[Mediawiki-l] Re: Attack of one user: Rollback of all changes?

[Sy Ali]

On 10/12/05, Karl-Otto Kirst <post at karl-kirst.de> wrote:
> > > <div id="wiki1883" style="overflow:auto; height: 1px; ">
> >
> >
> > besides installing the blacklist extension, I have set
> >
> > $wgSpamRegex="/<div/";
> >
> > so edits which include '<div' should be blocked. (I can't see any of
> > my regular users using <div>...</div>).
>
> Isn't it better do use:
>
> $wgSpamRegex="/overflow:auto/";
>
> Because "<div>" can be useful.

Thanks for these tips, I'll add these to my arsenal.  I also got hit
by this guy on the GTALUG wiki (http://gtalug.org) and it really
pissed me off.  I've locked it down and the two others I'm an admin
for.

I'll be requiring an update to 1.5, spamassassin, these tweaks and a
bit more.  I don't think I'll ever allow anonymous editing again, and
I'll probably end up with email registration once I figure it out.

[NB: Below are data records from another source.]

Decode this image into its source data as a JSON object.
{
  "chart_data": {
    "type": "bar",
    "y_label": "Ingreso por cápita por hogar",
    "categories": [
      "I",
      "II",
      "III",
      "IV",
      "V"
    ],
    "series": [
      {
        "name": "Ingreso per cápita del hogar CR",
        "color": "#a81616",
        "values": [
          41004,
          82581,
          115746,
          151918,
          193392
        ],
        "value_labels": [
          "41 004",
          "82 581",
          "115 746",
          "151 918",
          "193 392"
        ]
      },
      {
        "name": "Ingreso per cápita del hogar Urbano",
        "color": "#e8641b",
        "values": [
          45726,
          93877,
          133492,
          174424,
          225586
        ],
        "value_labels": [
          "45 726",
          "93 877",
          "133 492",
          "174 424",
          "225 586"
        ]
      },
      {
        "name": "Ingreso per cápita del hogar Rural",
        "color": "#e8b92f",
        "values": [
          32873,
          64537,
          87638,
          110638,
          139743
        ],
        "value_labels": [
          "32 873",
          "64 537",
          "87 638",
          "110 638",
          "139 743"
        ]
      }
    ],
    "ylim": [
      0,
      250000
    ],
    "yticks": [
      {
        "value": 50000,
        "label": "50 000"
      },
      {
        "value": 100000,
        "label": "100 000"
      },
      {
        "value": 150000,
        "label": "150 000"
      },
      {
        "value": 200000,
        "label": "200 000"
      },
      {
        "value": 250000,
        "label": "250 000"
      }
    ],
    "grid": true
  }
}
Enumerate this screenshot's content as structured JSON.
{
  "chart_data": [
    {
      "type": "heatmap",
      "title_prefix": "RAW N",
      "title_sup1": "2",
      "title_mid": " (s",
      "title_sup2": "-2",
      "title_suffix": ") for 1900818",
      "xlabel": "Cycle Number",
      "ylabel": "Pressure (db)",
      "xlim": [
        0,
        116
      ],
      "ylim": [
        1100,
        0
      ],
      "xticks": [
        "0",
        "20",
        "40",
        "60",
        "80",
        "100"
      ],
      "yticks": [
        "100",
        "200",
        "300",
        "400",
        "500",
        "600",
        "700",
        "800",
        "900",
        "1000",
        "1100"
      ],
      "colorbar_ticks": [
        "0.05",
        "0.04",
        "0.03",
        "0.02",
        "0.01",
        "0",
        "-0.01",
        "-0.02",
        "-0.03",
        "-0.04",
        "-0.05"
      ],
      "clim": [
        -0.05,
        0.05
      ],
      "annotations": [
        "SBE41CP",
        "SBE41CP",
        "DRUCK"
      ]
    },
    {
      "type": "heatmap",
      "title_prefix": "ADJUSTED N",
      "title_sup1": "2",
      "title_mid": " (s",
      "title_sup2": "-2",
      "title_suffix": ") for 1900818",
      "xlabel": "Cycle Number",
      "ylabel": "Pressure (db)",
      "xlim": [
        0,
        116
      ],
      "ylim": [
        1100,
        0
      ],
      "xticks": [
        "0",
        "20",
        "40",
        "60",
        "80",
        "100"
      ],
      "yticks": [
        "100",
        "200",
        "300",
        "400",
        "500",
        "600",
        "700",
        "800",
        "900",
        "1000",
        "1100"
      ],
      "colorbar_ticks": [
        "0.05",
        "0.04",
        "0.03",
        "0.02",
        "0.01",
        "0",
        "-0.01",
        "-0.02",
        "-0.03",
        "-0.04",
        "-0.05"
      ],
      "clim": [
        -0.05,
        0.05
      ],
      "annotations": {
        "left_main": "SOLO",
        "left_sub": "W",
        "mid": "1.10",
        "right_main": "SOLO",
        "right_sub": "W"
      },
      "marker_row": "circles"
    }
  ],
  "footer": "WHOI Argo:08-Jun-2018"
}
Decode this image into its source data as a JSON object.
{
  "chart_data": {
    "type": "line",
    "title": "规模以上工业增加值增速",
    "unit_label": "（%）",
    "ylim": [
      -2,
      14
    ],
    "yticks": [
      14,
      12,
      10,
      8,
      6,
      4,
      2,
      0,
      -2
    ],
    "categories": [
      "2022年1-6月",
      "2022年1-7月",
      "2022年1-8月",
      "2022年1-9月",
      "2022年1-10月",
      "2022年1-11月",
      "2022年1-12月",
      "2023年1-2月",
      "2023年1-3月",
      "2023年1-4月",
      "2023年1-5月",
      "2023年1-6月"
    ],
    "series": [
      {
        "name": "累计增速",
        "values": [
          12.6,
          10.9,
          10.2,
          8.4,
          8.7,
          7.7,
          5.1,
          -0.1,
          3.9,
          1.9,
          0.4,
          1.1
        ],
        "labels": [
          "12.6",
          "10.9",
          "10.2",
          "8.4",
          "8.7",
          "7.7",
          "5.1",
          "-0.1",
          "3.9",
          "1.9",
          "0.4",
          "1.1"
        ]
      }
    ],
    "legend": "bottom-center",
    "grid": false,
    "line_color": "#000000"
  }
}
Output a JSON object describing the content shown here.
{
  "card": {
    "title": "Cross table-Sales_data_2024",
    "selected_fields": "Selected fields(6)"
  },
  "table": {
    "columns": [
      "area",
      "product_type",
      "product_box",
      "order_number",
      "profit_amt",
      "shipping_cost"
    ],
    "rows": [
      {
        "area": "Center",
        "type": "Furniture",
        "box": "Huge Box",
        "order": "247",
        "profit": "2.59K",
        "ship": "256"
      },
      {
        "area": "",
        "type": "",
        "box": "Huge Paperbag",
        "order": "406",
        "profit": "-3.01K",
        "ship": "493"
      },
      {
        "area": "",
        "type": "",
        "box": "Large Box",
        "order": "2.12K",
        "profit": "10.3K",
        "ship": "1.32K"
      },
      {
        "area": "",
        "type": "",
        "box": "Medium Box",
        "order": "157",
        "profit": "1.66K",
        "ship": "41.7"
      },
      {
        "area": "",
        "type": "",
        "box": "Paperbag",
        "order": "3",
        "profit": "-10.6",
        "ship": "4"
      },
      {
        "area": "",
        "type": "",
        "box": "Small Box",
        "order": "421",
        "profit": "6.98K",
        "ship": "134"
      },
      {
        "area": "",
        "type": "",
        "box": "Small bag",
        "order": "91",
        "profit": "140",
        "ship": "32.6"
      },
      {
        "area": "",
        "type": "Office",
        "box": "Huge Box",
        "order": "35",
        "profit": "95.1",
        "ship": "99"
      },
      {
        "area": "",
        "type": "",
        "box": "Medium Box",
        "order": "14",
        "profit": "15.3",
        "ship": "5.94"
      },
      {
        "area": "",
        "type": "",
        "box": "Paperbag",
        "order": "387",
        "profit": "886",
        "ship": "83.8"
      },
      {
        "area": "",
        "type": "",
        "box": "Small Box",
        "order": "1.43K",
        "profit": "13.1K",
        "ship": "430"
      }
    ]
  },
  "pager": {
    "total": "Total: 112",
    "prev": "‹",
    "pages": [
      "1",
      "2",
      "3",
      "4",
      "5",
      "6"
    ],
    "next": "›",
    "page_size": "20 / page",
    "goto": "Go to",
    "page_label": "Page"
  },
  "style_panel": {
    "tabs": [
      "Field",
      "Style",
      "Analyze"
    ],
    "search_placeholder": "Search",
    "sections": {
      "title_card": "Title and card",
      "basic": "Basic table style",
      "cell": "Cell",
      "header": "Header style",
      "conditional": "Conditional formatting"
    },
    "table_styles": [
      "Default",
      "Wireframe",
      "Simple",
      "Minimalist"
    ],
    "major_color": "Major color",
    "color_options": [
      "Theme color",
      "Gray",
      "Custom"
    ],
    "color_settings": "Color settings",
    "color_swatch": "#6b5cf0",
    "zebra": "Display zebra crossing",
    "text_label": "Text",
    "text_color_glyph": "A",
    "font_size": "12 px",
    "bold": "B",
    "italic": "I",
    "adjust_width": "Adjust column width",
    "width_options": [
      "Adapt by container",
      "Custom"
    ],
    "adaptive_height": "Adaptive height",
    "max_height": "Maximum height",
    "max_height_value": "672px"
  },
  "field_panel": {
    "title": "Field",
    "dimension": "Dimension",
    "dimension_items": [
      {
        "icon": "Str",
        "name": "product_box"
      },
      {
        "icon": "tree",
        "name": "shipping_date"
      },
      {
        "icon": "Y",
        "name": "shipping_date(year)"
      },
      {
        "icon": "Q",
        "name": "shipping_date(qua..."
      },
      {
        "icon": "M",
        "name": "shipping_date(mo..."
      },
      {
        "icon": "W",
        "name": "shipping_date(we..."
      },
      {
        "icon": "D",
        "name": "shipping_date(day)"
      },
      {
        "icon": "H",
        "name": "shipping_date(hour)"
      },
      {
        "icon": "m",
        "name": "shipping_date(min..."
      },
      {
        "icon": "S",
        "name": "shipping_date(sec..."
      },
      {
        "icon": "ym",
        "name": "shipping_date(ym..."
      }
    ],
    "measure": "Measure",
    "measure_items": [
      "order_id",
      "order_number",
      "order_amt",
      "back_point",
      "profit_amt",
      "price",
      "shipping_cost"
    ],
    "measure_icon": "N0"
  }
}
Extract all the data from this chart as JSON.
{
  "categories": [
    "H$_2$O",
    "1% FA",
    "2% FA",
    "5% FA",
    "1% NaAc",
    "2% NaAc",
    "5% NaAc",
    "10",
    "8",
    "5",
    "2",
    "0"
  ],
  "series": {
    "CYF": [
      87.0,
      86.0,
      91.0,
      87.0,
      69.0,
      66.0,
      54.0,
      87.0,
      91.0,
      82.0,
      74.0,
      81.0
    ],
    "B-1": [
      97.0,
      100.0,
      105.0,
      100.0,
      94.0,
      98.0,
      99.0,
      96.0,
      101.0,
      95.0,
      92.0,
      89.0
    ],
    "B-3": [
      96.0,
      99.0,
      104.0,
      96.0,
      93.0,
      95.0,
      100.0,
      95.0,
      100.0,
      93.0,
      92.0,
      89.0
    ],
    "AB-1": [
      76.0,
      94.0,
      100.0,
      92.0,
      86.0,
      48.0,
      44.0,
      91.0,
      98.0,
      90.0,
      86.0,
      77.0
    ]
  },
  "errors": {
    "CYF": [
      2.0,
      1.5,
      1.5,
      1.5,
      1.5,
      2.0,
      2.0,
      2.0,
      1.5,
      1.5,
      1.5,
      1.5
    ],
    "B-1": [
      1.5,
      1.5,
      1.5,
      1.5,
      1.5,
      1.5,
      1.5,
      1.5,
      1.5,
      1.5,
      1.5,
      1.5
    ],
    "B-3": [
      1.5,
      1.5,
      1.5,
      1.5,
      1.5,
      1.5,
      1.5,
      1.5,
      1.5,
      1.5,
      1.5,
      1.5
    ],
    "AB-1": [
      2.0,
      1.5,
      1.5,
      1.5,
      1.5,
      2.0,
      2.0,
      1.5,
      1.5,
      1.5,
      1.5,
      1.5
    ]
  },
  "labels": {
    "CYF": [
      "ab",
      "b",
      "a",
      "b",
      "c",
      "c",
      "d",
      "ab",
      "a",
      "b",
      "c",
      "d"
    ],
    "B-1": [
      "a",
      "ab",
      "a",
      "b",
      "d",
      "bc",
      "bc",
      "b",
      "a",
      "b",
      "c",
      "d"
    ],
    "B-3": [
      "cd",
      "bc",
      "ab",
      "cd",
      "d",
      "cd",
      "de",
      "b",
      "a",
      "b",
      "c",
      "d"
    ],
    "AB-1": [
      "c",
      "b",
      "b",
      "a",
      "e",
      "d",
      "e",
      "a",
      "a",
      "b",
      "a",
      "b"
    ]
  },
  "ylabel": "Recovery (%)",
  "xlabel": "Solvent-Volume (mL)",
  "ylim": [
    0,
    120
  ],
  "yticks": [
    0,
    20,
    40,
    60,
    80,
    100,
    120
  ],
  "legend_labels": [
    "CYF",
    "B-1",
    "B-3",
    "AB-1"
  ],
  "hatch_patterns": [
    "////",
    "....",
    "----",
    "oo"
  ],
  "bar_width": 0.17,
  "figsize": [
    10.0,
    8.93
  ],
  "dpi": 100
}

Being unable to completely eradicate (not rollback, but delete) edits
by a user or IP is really frustrating.  Having to ban and hand-edit
edits by multiple bots from multiple IPs is outrageous.  A properly
organized distributed attack could easily completely overwhelm a wiki
(countermeasures aren't supplied with mediawiki), requiring a
rollback-bot (which isn't supplied with mediawiki) or a database
restore followed by a lot of security scaffolding (which isn't
supplied with mediawiki).

A default installation of mediawiki is wide open to a lot of different
attacks.  Small and medium-sized wikis don't have the manpower or
tools to fend off bot attacks.

I hope a lot more of these attacks come, and they get a lot smarter..
it'll help push the improvement of defences.